District information
- Type: Public school district
- Motto: Learning Today, Leading Tomorrow
- Grades: Preschool through 12th grade
- Superintendent: Dr. Jeri LaBrot (Co-Interim) and Brian Bishop (Co-Interim)
- NCES District ID: 2931650

Students and staff
- Enrollment: 12,000+
- Staff: 1,235.88 (on an FTE basis)
- Student–teacher ratio: 14.08

Other information
- Website: www.wentzville.k12.mo.us

= Wentzville R-IV School District =

School district in Missouri, U.S.

Wentzville R-IV School District is a school district headquartered in Wentzville, Missouri, United States. In addition to almost all of Wentzville, the district serves all of Lake St. Louis, the St. Charles County portion of Foristell; and portions of Dardenne Prairie, Flint Hill, Josephville, and O'Fallon.

==History==
In 2022 the American Civil Liberties Union (ACLU) sued the district over the district's plan to no longer include eight books in the school's library. The school board had voted to remove The Bluest Eye by Toni Morrison with four in favor and three against.
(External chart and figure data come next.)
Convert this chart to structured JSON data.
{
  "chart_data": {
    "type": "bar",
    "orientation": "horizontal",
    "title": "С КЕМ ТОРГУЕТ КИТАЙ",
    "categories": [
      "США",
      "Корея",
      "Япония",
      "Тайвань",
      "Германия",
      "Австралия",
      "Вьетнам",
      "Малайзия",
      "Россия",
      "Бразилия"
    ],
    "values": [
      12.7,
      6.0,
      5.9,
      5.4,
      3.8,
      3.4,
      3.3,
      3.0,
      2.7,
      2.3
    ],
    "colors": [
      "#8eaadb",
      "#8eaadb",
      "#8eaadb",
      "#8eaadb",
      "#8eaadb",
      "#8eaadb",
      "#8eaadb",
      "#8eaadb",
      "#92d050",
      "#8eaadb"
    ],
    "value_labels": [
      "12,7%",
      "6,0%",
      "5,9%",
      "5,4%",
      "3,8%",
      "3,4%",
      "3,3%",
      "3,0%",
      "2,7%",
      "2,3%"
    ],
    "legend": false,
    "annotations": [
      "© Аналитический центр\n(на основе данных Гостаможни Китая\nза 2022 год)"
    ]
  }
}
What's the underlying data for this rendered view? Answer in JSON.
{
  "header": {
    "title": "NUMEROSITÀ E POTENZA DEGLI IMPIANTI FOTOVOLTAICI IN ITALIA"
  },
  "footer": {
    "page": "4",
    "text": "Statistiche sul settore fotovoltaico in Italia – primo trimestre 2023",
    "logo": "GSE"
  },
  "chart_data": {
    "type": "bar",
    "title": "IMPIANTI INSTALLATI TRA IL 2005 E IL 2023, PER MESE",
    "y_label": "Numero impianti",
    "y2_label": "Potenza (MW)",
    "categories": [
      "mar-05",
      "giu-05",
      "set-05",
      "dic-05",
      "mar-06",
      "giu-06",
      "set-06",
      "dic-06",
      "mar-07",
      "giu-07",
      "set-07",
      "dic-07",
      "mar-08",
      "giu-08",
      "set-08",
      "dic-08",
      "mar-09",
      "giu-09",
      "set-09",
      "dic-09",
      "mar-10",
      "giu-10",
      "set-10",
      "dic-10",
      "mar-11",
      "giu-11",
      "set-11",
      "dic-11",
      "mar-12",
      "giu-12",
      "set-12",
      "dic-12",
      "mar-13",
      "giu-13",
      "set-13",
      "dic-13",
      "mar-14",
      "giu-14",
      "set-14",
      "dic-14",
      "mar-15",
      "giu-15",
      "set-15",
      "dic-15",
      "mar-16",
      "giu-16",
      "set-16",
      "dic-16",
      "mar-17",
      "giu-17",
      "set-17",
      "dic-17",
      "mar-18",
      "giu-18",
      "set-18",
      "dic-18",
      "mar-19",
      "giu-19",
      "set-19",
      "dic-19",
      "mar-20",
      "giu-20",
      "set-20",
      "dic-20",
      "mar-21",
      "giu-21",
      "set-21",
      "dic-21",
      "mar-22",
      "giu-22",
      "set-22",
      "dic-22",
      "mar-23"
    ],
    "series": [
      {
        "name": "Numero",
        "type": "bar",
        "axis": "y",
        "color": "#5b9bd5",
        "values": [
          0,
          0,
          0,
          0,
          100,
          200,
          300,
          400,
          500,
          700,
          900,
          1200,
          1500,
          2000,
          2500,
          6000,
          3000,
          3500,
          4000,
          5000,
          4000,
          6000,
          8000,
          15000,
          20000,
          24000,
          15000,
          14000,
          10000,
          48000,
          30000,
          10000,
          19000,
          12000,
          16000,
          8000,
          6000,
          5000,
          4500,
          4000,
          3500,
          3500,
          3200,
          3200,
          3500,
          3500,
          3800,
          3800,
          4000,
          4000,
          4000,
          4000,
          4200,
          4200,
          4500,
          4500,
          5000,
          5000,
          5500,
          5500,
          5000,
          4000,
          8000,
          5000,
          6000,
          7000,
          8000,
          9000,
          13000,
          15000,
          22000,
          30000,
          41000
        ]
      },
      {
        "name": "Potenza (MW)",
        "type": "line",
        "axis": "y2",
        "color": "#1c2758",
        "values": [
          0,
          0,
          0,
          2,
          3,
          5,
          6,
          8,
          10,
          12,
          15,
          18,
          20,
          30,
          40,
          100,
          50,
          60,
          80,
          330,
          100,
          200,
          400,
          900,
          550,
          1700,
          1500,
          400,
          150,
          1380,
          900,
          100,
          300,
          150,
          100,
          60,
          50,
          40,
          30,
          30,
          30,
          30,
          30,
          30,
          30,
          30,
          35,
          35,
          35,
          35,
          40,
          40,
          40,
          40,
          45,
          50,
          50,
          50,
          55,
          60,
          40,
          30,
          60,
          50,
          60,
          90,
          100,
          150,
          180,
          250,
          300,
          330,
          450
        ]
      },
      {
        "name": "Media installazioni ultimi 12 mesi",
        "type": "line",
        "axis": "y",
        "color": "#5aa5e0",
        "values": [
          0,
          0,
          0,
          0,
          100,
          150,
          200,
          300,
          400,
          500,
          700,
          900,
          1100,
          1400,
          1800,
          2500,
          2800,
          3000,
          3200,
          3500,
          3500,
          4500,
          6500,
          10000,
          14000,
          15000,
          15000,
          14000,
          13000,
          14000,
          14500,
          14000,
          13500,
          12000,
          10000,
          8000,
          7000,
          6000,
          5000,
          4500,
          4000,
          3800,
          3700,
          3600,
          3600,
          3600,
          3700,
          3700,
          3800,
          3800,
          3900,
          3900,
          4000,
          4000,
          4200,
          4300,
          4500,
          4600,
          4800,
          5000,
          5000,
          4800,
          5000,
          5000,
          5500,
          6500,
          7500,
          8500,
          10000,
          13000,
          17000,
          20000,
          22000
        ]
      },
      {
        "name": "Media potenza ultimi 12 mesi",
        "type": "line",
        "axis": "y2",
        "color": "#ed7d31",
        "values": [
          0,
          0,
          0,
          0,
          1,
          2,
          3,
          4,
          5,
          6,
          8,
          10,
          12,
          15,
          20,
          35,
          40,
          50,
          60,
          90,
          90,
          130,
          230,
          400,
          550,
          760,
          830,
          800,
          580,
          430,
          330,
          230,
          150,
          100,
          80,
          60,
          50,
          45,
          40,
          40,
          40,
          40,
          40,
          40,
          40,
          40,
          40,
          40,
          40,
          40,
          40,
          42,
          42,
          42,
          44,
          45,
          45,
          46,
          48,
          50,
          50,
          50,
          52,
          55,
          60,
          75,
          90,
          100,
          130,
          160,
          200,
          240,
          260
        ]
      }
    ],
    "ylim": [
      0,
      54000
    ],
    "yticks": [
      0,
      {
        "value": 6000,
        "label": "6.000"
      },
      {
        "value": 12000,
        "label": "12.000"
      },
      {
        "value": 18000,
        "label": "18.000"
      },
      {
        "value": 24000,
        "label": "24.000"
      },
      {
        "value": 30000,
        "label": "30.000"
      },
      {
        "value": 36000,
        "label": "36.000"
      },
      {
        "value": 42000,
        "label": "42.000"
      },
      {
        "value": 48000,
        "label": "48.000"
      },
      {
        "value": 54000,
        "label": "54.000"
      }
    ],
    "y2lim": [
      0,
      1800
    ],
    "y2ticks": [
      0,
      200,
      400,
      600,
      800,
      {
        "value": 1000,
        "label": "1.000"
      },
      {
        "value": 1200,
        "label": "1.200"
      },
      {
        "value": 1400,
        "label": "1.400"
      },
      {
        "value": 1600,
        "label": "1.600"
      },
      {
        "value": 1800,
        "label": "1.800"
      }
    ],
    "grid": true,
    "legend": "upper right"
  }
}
By February 2022 the board reversed its decision on The Bluest Eye.

==Schools==

===High schools===
- Wentzville Holt High School
- Timberland High School
- Liberty High School
- North Point High School

===Middle schools===
- Frontier Middle
- South Middle
- Wentzville Middle
- North Point Middle

===Elementary schools===
- Boone Trail Elementary
- Crossroads Elementary
- Discovery Ridge Elementary
- Duello Elementary
- Green Tree Elementary
- Heritage Elementary
- Journey Elementary
- Lakeview Elementary
- Peine Ridge Elementary
- Prairie View Elementary
- Stone Creek Elementary
- Wabash Elementary

===Early childhood===
- Barfield Early Childhood Center

In early 2016, the district announced that during the 2017–18 school year they would move all 6th grade students from the middle schools to their respective elementary schools. This allowed more space for the Middle Schools to expand and be able to teach more subjects with more space and a smaller teacher to student ratio.